How can you ease the strain of the rebranding mandate on hospital staff at every level of the system? One answer is to offer centralized support for what is largely a decentralized execution. You’ll need to address structure and decision making, support accurate cost estimates, and provide technology designed to support rebranding projects along with access to knowledgeable project support resources. To ensure clear understanding of key methods and commitments, be ready to answer to key questions such as: Which entity finances each cost? Who manages quality, and how? What technologies will be used to model, track and report on the rebranding? Properly staffing and training the Helpdesk for the duration of the project (and beyond) is also essential to quality and organizational satisfaction with the rebranding.  

3. Lack of a comprehensive communications plan

When it comes to communication, too often the plan focuses on the reason for the rebrand. Its cadence trails off after the initial launch to employees. It also often falls short in owning the expectation setting with other key audiences like the media and analysts who can help to build equity and value.

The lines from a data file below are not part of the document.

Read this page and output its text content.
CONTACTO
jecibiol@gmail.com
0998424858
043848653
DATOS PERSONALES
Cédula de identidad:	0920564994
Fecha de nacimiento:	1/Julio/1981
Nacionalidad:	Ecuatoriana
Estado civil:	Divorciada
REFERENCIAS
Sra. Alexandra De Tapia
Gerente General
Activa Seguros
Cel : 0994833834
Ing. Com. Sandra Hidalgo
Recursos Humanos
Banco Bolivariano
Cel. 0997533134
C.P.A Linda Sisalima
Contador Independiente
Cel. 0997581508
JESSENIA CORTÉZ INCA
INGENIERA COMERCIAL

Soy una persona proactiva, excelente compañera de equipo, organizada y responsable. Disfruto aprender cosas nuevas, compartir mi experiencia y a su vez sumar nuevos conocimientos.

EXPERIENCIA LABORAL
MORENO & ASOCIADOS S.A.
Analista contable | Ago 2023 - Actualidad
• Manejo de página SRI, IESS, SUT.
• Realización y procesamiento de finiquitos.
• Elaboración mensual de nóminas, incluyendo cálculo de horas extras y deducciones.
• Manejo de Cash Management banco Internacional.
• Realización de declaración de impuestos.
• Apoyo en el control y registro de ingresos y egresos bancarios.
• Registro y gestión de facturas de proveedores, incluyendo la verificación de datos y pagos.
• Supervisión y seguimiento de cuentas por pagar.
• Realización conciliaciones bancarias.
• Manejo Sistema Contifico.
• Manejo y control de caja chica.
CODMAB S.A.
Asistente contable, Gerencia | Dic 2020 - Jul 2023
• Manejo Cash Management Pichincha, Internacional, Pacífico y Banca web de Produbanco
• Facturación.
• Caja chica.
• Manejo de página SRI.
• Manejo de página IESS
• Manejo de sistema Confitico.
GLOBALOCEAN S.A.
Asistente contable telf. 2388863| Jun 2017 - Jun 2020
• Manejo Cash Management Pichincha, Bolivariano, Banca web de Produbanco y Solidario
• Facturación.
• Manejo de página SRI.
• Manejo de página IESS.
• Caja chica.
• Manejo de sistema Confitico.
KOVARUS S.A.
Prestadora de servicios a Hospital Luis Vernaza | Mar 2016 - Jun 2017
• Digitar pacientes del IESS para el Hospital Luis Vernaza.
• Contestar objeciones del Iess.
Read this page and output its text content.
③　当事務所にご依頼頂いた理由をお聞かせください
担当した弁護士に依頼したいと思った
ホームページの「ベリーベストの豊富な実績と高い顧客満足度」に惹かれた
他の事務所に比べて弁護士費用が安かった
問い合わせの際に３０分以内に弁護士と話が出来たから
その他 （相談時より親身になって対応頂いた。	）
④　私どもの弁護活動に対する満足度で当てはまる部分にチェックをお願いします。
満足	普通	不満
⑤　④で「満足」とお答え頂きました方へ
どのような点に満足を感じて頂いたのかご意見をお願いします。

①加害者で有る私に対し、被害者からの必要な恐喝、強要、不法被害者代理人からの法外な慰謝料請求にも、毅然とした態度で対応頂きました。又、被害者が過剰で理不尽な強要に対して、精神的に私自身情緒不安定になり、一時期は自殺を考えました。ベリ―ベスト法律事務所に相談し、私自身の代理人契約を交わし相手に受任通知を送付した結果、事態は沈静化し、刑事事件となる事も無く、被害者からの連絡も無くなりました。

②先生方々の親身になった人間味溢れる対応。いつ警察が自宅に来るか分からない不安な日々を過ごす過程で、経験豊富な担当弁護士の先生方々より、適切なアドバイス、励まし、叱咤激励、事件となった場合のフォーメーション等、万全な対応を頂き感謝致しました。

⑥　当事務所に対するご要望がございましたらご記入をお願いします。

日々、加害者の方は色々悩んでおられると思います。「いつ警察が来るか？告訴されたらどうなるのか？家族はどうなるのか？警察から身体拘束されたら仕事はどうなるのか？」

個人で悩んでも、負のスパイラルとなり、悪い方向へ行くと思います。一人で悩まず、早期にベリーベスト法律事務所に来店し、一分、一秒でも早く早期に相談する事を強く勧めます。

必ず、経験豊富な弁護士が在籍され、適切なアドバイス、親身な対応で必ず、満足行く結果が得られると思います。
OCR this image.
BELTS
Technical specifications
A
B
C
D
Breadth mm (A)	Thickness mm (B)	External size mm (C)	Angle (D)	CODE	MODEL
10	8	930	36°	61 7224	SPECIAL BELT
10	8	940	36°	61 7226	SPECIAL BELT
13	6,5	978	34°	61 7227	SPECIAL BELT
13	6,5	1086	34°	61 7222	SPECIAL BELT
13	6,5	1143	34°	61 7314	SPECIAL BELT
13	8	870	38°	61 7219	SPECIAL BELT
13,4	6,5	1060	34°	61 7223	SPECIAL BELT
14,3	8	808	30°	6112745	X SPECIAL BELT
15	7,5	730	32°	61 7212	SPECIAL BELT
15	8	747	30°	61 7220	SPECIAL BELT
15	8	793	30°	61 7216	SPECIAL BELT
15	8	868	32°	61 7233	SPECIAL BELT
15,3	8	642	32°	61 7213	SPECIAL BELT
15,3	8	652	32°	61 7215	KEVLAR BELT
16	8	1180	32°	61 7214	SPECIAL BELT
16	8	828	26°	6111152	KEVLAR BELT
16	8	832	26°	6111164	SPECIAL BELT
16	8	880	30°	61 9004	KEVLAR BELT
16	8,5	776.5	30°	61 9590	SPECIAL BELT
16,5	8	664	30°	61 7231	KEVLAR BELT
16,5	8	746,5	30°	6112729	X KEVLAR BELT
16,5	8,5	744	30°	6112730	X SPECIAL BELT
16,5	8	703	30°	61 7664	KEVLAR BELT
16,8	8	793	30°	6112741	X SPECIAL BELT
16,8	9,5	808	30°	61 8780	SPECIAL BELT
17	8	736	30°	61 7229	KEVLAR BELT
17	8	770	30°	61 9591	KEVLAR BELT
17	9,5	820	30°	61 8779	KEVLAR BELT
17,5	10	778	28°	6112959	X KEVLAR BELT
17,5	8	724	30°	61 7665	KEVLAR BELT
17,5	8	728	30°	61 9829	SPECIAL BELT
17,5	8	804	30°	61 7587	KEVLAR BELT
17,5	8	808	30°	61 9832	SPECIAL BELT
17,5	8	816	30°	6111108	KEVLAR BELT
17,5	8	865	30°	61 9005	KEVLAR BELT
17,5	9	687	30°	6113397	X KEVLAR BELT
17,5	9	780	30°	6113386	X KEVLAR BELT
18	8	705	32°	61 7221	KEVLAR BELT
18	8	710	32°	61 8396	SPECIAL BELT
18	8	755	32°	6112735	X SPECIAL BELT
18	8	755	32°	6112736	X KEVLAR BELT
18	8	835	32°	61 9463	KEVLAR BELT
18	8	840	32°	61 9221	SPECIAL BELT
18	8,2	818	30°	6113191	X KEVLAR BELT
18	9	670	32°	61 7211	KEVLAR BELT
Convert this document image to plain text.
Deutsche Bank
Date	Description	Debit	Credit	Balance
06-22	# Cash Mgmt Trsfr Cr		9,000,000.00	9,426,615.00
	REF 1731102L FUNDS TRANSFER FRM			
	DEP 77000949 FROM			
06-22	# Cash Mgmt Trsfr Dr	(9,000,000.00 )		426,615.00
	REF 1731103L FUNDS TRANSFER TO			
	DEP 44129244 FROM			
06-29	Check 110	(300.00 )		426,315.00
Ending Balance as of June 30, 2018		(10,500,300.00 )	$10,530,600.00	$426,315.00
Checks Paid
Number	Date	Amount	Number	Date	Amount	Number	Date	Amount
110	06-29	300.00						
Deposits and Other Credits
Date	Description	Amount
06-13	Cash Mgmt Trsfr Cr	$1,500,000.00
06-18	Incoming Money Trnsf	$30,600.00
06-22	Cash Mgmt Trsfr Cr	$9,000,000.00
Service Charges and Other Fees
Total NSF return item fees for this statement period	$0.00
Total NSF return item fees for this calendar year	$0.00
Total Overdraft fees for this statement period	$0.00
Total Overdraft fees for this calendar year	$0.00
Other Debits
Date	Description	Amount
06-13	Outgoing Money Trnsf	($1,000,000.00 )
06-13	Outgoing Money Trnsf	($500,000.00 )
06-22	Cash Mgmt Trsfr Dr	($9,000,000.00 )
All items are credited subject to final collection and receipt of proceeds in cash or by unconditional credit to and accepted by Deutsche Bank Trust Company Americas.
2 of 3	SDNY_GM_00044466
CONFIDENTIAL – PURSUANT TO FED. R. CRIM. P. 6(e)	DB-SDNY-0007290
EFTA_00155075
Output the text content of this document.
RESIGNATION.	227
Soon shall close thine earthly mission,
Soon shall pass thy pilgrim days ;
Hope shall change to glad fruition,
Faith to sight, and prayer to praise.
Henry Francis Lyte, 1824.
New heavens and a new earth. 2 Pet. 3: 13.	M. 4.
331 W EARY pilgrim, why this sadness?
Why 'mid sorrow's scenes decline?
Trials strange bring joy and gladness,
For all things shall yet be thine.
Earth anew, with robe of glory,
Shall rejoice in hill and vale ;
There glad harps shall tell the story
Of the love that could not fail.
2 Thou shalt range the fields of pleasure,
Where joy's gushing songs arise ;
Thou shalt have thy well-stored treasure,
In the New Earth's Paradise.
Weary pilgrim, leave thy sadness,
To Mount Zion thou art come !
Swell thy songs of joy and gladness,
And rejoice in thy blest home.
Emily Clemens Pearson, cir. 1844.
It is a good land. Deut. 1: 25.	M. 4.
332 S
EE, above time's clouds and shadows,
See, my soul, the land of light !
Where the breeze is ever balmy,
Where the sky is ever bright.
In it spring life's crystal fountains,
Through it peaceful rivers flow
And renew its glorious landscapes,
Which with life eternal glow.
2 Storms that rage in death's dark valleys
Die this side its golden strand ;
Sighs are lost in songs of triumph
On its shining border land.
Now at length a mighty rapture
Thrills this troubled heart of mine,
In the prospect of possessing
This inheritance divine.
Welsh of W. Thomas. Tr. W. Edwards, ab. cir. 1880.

What can healthcare marketers do to improve rebrand communications? Be holistic. Own the conversation. Communicate not just the rationale for the rebranding, but the how and the when so people know what to expect. While employees are affected the most by rebranding, you need to inform and influence many other stakeholders. If you’ve implemented best practices during planning and initial execution, you’ll be able to assure all key audiences that you’re underspending industry norms. With a stable timeline, you won’t cast a shadow on the rebranding—and your own credibility—by repeatedly announcing and defending delays.

The rebranding efforts of healthcare systems over the last several years have produced a plethora of accurate data on the resources, hard dollars, organizational strategies, tools, and communication models that work best. Tap these learnings to set your rebrand implementation up for success from the earliest planning stage through execution. Get this right, and your organization will avoid the risks of healthcare rebranding.